IT’S been sitting in a cardboard box in the spare room ever since we moved house almost a year ago, but I just can’t bring myself to throw away our VCR.

After acquiring a DVD player, two videogame consoles and a Foxtel box, our telly has more loose wires than Charlie Sheen – and no spare plug for our little silver tape player. So into the cardboard box it went.

Not that this is much of a problem. It’s not like we’re starved for entertainment in the casa di Starke. If we actually turned on one of the video games we bought at huge expense, I’m sure we’d have hours of fun.

But despite our VCR’s relative uselessness, I just can’t bear to see it go.


Or the tapes.

Combined, my boyfriend and I have about 30 old VHS tapes, ranging from the sublime (This is Spinal Tap, The Rocky Horror Picture Show) to the ridiculous (an absurd museum souvenir video of me dancing to Yothu Yindi when I was 14) and the completely unnecessary (What Women Want). (I blame my
boyfriend for that one.) (Yes, really.) (He actually bought it).

We’ve also got at least two copies of Monty Python and the Holy Grail (one $20 ex-rental) and a tape of Ferris Bueller’s Day Off, lovingly recorded off the television from around 1991, with priceless old ads still included.

These days, everything is on DVD, or Blu-Ray (whatever that is – I saw it in a shop once), or downloaded from the internet. And this is all fine and good. (Particularly downloading videos from the internet – which is
better than good, it’s completely ace, and I have no idea how we existed without it.)
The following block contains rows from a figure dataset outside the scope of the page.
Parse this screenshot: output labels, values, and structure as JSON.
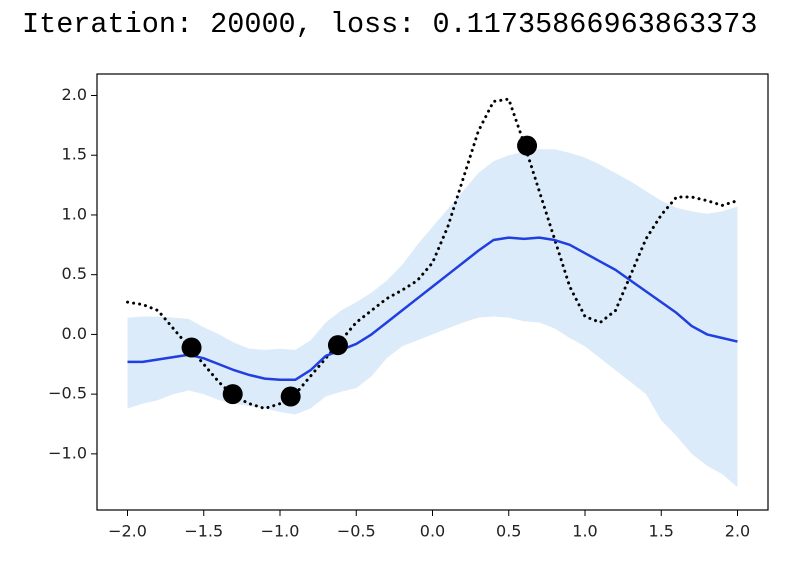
{
  "chart_data": {
    "type": "line",
    "title": "Iteration: 20000, loss: 0.11735866963863373",
    "x": [
      -2.0,
      -1.9,
      -1.8,
      -1.7,
      -1.6,
      -1.5,
      -1.4,
      -1.3,
      -1.2,
      -1.1,
      -1.0,
      -0.9,
      -0.8,
      -0.7,
      -0.6,
      -0.5,
      -0.4,
      -0.3,
      -0.2,
      -0.1,
      0.0,
      0.1,
      0.2,
      0.3,
      0.4,
      0.5,
      0.6,
      0.7,
      0.8,
      0.9,
      1.0,
      1.1,
      1.2,
      1.3,
      1.4,
      1.5,
      1.6,
      1.7,
      1.8,
      1.9,
      2.0
    ],
    "band": {
      "color": "#dcebf9",
      "upper": [
        0.14,
        0.15,
        0.15,
        0.14,
        0.13,
        0.06,
        0.0,
        -0.07,
        -0.12,
        -0.13,
        -0.12,
        -0.13,
        -0.05,
        0.1,
        0.2,
        0.27,
        0.35,
        0.45,
        0.58,
        0.75,
        0.9,
        1.05,
        1.2,
        1.35,
        1.45,
        1.5,
        1.53,
        1.55,
        1.55,
        1.52,
        1.48,
        1.42,
        1.35,
        1.28,
        1.2,
        1.12,
        1.06,
        1.03,
        1.01,
        1.03,
        1.07
      ],
      "lower": [
        -0.62,
        -0.58,
        -0.55,
        -0.5,
        -0.47,
        -0.5,
        -0.55,
        -0.58,
        -0.6,
        -0.62,
        -0.65,
        -0.67,
        -0.62,
        -0.52,
        -0.48,
        -0.45,
        -0.35,
        -0.2,
        -0.1,
        -0.05,
        0.0,
        0.05,
        0.1,
        0.14,
        0.15,
        0.14,
        0.11,
        0.1,
        0.05,
        -0.03,
        -0.1,
        -0.2,
        -0.3,
        -0.4,
        -0.5,
        -0.72,
        -0.85,
        -1.0,
        -1.1,
        -1.17,
        -1.28
      ]
    },
    "series": [
      {
        "color": "#000000",
        "style": "dotted",
        "values": [
          0.27,
          0.25,
          0.2,
          0.05,
          -0.1,
          -0.25,
          -0.4,
          -0.52,
          -0.58,
          -0.62,
          -0.58,
          -0.5,
          -0.35,
          -0.2,
          -0.05,
          0.1,
          0.2,
          0.3,
          0.37,
          0.45,
          0.6,
          0.9,
          1.3,
          1.7,
          1.95,
          1.97,
          1.6,
          1.2,
          0.8,
          0.4,
          0.15,
          0.1,
          0.2,
          0.5,
          0.8,
          1.0,
          1.15,
          1.15,
          1.12,
          1.08,
          1.12
        ]
      },
      {
        "color": "#1f3fe0",
        "style": "solid",
        "values": [
          -0.23,
          -0.23,
          -0.21,
          -0.19,
          -0.17,
          -0.2,
          -0.25,
          -0.3,
          -0.34,
          -0.37,
          -0.38,
          -0.38,
          -0.3,
          -0.18,
          -0.13,
          -0.08,
          0.0,
          0.1,
          0.2,
          0.3,
          0.4,
          0.5,
          0.6,
          0.7,
          0.79,
          0.81,
          0.8,
          0.81,
          0.79,
          0.75,
          0.68,
          0.61,
          0.54,
          0.45,
          0.36,
          0.27,
          0.18,
          0.07,
          0.0,
          -0.03,
          -0.06
        ]
      }
    ],
    "points": {
      "color": "#000000",
      "x": [
        -1.58,
        -1.31,
        -0.93,
        -0.62,
        0.62
      ],
      "y": [
        -0.11,
        -0.5,
        -0.52,
        -0.09,
        1.58
      ]
    },
    "xlim": [
      -2.2,
      2.2
    ],
    "ylim": [
      -1.47,
      2.18
    ],
    "xticks": [
      {
        "value": -2.0,
        "label": "−2.0"
      },
      {
        "value": -1.5,
        "label": "−1.5"
      },
      {
        "value": -1.0,
        "label": "−1.0"
      },
      {
        "value": -0.5,
        "label": "−0.5"
      },
      {
        "value": 0.0,
        "label": "0.0"
      },
      {
        "value": 0.5,
        "label": "0.5"
      },
      {
        "value": 1.0,
        "label": "1.0"
      },
      {
        "value": 1.5,
        "label": "1.5"
      },
      {
        "value": 2.0,
        "label": "2.0"
      }
    ],
    "yticks": [
      {
        "value": -1.0,
        "label": "−1.0"
      },
      {
        "value": -0.5,
        "label": "−0.5"
      },
      {
        "value": 0.0,
        "label": "0.0"
      },
      {
        "value": 0.5,
        "label": "0.5"
      },
      {
        "value": 1.0,
        "label": "1.0"
      },
      {
        "value": 1.5,
        "label": "1.5"
      },
      {
        "value": 2.0,
        "label": "2.0"
      }
    ],
    "grid": false
  }
}
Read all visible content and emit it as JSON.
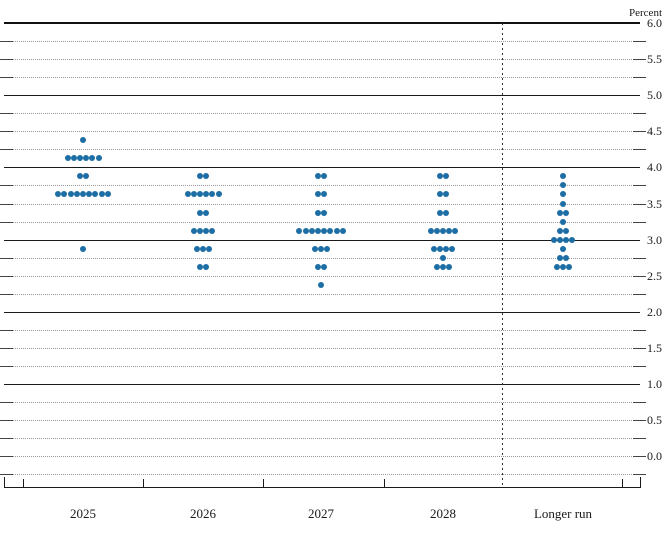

But in the transition from VHS to DVD, I feel we’ve lost a lot of cool features.

This is why I miss tapes:

1. A VHS tape will never stop right at the point where the detective is about to reveal who murdered the butler in the library just because it has a speck of dust on it.

2. You will never have to skip huge portions of the movie and try to imagine what happened in them, because your VHS tape has a tiny scratch on it.

3. All playback problems with a VHS tape can be fixed by one of three simple methods. A) Flip open the top and blow on it, B) Fast forward and rewind repeatedly until the picture comes back, C) The tracking button.

4. Tapes don’t force you to sit through endless government notices about pirating movies. Partly because pirating a VHS is bloody difficult so those notices don’t usually exist, but mainly because you can actually fast forward a tape without getting an OPTION DISABLED notice on your screen.

5. You can stop a tape half way through and come back to the exact point you left off AT ANY TIME IN THE FUTURE. You can even take it out of the machine and watch another 10 videos, and put it back in its box and stick it up on the shelf and not come back to it for another six months – AND IT WILL STILL PLAY FROM WHERE YOU LEFT IT THE FIRST TIME. Magic.

6. If you drop a tape on the footpath, or sand, or gravel, or from a great height (say, off the side of a house) it will probably still play as normal.

7. When you’re bored with a VHS, you can rip it open and wrap the tape around stuff like 1980s tinsel.